Leserbriefe

Mit der Natur arbeiten

15.07.2008, — Artikel ausdrucken E-Mail verschicken

Dr. Helmut Gundert, Wolfschlugen. Zum Artikel „Warum die Menschheit genveränderten Mais braucht“ vom 12. Juli. Nun wurde Herrn Professor Schier für seine Rückzugsgefechte mithilfe einiger anhänglicher Studenten als Plattform auch noch ein Redaktionsbesuch bei den Stuttgarter Nachrichten geboten. Seine absurden Thesen, die offenbar auch den stellvertretenden Chefredakteur zu einem Augenzwinkern veranlasst haben, bedürfen außer in zwei Punkten keiner Entgegnung.

Nicht die Leitung der Nürtinger Hochschule hat sich dem öffentlichen Druck gebeugt, das konnte sie gar nicht, denn in unserem Land gilt die Regel „Freiheit für Forschung und Lehre“, sondern Herr Professor Schier hat – und das ehrt ihn – von sich aus, um Schaden von der Hochschule abzuwenden, zugesagt, fünf Jahre auf seine „Lieblingsbeschäftigung“, die Freisetzungsversuche, zu verzichten.

Die Bäume der Biolandwirtschaft wachsen tatsächlich nicht in den Himmel, denn das geht gar nicht, aber „Bio“ ist ein Wachstumsmarkt geworden, der sich dynamisch entwickelt und immer wieder zu Angebotsengpässen führt.
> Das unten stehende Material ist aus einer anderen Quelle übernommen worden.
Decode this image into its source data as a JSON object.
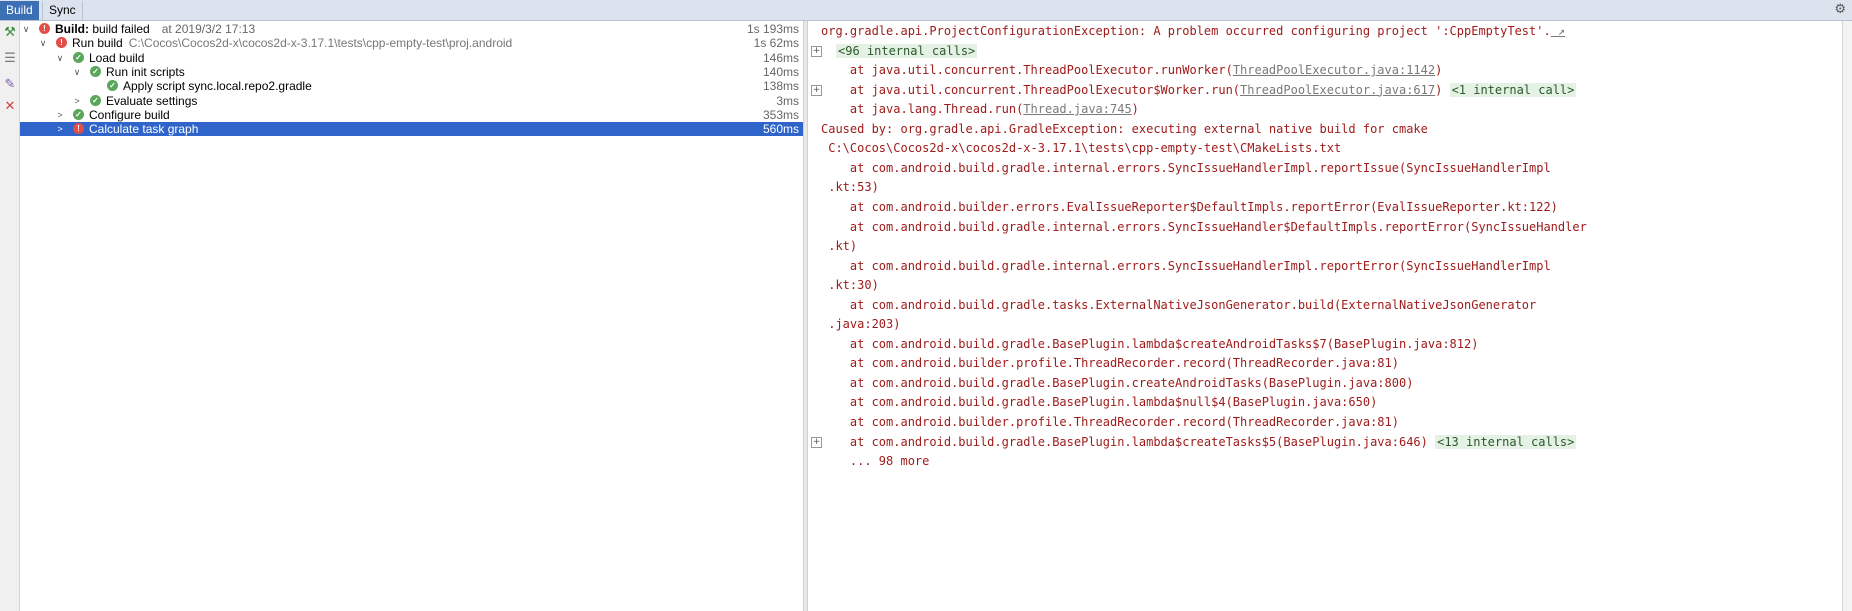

Die Zahl der Ökobetriebe in Deutschland stieg von 11 500 im Jahr 2000 auf 17 600 im Jahr 2007, der Gesamtumsatz an Ökolebensmitteln stieg im selben Zeitraum von 2,05 Milliarden Euro auf 5,3 Milliarden und der Lebensmittelumsatz pro Jahr und Person stieg von 25 Euro auf 64 Euro. Wo gibt es das sonst noch, außer im Ölgeschäft? Der Weltagrarrat, ein Gremium von 400 Landwirtschaftsexperten, hat im April einen Bericht zur Welternährung und Zukunft der Landwirtschaft vorgelegt und sagt: Die industrielle Landwirtschaft mit ihrem hohen Einsatz an Chemikalien und energieaufwendigen Düngemitteln trage stark zum Verlust fruchtbarer Böden und zur Verschärfung des Klimawandels bei. Höchste Priorität müsse die Förderung von Anbaumethoden haben, die den ökologischen und sozialen Bedingungen der jeweiligen Region angepasst seien. Das Gremium lehnt die Industrialisierung der Landwirtschaft ab und sagt zudem, dass eine zweite „grüne Revolution“ gefordert werden müsse, die den Menschen hilft und nicht wie bisher gegen, sondern mit der Natur arbeitet.